Şükrü Küçükşahin
Şükrü Küçükşahin
Şükrü KüçükşahinYazarın Tüm Yazıları

Hangi çetelere karşıyız

ÇETELERLE mücadelede hız kesilmiyor.

Bunda Başbakan Tayyip Erdoğan’ın katkısının büyük olduğu açık.

Özellikle Ergenekon çetesi üzerinde yoğunlaşan hükümete yakın medyada ise, "Çetelerle mücadele bayrağını biz yükseltiyoruz" havası hákim.

Bu havanın gerçek olduğunu varsayarsak şu soruyu sormamız gerekiyor:

"Hadi size göre ’diğerleri’ Ergenekon’u görmüyor (ki yanlış); peki ama, tekelinize aldığınız bu mücadelede, kamudaki çeteler niye hiç yok?"

Enerji Bakanlığı’nda her gün yeni bir çete çıkıyor, belediyeler de cabası.

Bazı bakanlıklarda ise genel müdürlerin adları rüşvete karışıyor.

Açık konuşalım, işin içinde küçücük bir asker bağlantısı varsa öne çıkarılacak; ama AKP bürokratları ile ilgili olanlar görülmeyecek!

Oysa Ergenekon da, Mavi Hat da, Beyaz Enerji de, diğerleri de aynı.

Samimi olanın, hangisinde sonuna kadar gitmeye en küçük itirazı olabilir?

BAKAN OPERASYON DURDURUYOR

Okurlarımız iyi biliyor; birçok çete operasyonunu köşeme konuk ettim.

Bugün Mavi Hat operasyonunda ilk kez veya ikinci kez tutuklanan sanıkların çoğu ile ilgili önemli iddiaları burada gündeme getirdim.

Tutuklu bürokratların bazılarının göreve gelir gelmez yaptıkları usulsüzlükleri delilleri ile gündeme getirmeme karşın, görevleri korundu.

Onları görevde tutan Enerji Bakanı Hilmi Güler’in bugün en önemli savunması, "Kaliteli bürokrat bulamıyorum ki" oluyor.

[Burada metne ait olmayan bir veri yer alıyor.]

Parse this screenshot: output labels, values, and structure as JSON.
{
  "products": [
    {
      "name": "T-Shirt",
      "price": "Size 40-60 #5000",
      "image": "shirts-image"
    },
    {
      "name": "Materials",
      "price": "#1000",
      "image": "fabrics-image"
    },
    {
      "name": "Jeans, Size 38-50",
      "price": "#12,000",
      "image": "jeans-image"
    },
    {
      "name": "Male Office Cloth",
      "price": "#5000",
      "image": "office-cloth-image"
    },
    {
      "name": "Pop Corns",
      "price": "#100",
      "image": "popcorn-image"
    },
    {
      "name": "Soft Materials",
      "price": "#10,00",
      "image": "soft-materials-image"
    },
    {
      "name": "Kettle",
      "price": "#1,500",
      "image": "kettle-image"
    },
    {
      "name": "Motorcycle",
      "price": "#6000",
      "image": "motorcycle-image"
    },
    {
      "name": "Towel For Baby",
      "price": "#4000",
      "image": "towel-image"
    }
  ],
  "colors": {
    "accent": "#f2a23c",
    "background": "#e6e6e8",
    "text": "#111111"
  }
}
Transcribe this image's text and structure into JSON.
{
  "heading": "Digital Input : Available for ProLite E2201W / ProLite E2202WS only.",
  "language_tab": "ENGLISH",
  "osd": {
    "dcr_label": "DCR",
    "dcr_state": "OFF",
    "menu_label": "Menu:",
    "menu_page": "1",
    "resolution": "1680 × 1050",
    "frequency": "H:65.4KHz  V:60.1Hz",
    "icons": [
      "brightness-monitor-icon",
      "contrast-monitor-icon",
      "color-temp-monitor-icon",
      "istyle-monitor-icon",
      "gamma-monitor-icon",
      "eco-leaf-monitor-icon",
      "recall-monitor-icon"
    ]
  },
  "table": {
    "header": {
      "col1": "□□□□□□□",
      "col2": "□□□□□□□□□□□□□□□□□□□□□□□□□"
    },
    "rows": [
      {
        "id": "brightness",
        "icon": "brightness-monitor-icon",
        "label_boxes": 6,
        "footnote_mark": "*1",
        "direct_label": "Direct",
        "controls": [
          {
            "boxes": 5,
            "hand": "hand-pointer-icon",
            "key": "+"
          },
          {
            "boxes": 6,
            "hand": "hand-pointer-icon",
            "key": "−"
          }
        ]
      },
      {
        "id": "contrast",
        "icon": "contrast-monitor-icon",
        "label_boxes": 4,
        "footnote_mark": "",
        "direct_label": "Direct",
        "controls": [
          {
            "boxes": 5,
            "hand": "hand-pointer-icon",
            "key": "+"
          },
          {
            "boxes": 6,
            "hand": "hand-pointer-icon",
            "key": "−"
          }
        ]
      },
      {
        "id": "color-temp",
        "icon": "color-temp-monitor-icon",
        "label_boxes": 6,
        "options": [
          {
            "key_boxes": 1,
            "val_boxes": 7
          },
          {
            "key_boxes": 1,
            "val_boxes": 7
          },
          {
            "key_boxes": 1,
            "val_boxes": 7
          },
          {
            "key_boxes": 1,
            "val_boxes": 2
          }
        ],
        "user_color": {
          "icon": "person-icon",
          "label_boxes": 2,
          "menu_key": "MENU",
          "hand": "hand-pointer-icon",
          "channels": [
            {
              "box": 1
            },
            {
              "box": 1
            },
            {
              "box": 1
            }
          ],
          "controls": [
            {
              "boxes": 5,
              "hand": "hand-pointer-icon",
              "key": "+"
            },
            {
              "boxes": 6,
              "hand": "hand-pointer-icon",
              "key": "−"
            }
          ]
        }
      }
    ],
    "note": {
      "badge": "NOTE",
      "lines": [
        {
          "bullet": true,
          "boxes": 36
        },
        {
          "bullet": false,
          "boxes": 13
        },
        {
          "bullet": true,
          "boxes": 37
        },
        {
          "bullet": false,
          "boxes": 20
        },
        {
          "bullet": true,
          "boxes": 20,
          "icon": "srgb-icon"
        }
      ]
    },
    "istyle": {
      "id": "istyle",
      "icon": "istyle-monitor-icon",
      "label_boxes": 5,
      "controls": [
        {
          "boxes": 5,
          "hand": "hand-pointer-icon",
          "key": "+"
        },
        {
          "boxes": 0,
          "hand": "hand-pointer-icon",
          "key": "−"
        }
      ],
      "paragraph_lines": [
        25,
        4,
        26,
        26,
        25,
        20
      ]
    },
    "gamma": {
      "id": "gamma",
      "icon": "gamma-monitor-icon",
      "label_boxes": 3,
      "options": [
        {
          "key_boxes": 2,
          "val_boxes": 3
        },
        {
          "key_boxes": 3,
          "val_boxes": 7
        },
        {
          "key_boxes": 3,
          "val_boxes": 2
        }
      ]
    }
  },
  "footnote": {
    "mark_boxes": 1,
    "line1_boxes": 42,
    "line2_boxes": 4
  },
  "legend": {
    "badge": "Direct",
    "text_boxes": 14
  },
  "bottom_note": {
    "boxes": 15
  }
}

Altı yıllık bakan için bu ne kadar gerçekçi bir gerekçe takdire bağlı; ancak Mavi Hat operasyonunda, ki iyi niyeti konusunda bir kuşku ileri sürme hakkımız yok, Bakan’ın tutumunda açıklamaya muhtaç noktalar var.

18 Eylül 2007 günü soruşturmayı yürüten savcı bakana gidiyor.

Duyduğum, aslında operasyonu öğrenen Güler savcıya gitmek istiyor; savcı, bunun yanlış olacağını düşünerek kendisi bakanlığa geliyor.

Savcı bakana, önemli bürokratlarının da işin içinde olduğunu söylüyor.

Bakan Güler, operasyonun bir süre durdurulmasını istiyor.

Şimdi bunu istemeye hakkı var mı yok mu tartışmalı bir konu.

Ama sonrasında vahim görülebilecek gelişmeler oluyor.

BAŞBAKAN DEVREYE GİRİYOR

Bakan, adı geçen bürokratlarla görüşüp açığa alıyor.

Aynı günlerde operasyon haberleri bakanlık koridorlarında uçuşuyor.

Bazı bürokratlar kaçıyor, bazıları kaderine razı oluyor.

Bu arada ilginç bir gelişme daha yaşanıyor; sanıkların telefon konuşmalarının içeriği değişmeye başlıyor.

İşte o an operasyonu yürütenler paniğe kaplıyor.

Benim öğrendiğim, çare, konu hemen Başbakan’a iletilerek bulunuyor.

Erdoğan da duruma el koyuyor; 15 Ekim 2007’de Bakanlığa yazı yolluyor; BOTAŞ başta olmak üzere bakanlıkta rüşvet alma, çete oluşturma, usulsüz işlere karışma gibi suçların işlendiği iddialarını iletip soruşturma açılmasını istiyor.

Bunun üzerine savcılık hemen yeniden harekete geçiyor.

Çete ayıranlara Başbakan’ın, bir toplantıda, "Enerji işleri iyi gidiyor" diyen Güler’i, "Orası iyi de, bakanlıktan hiç iyi haberler gelmiyor" sözleriyle tatlı sert eleştirdiği bilgisine sahip olduğumu da ileteyim.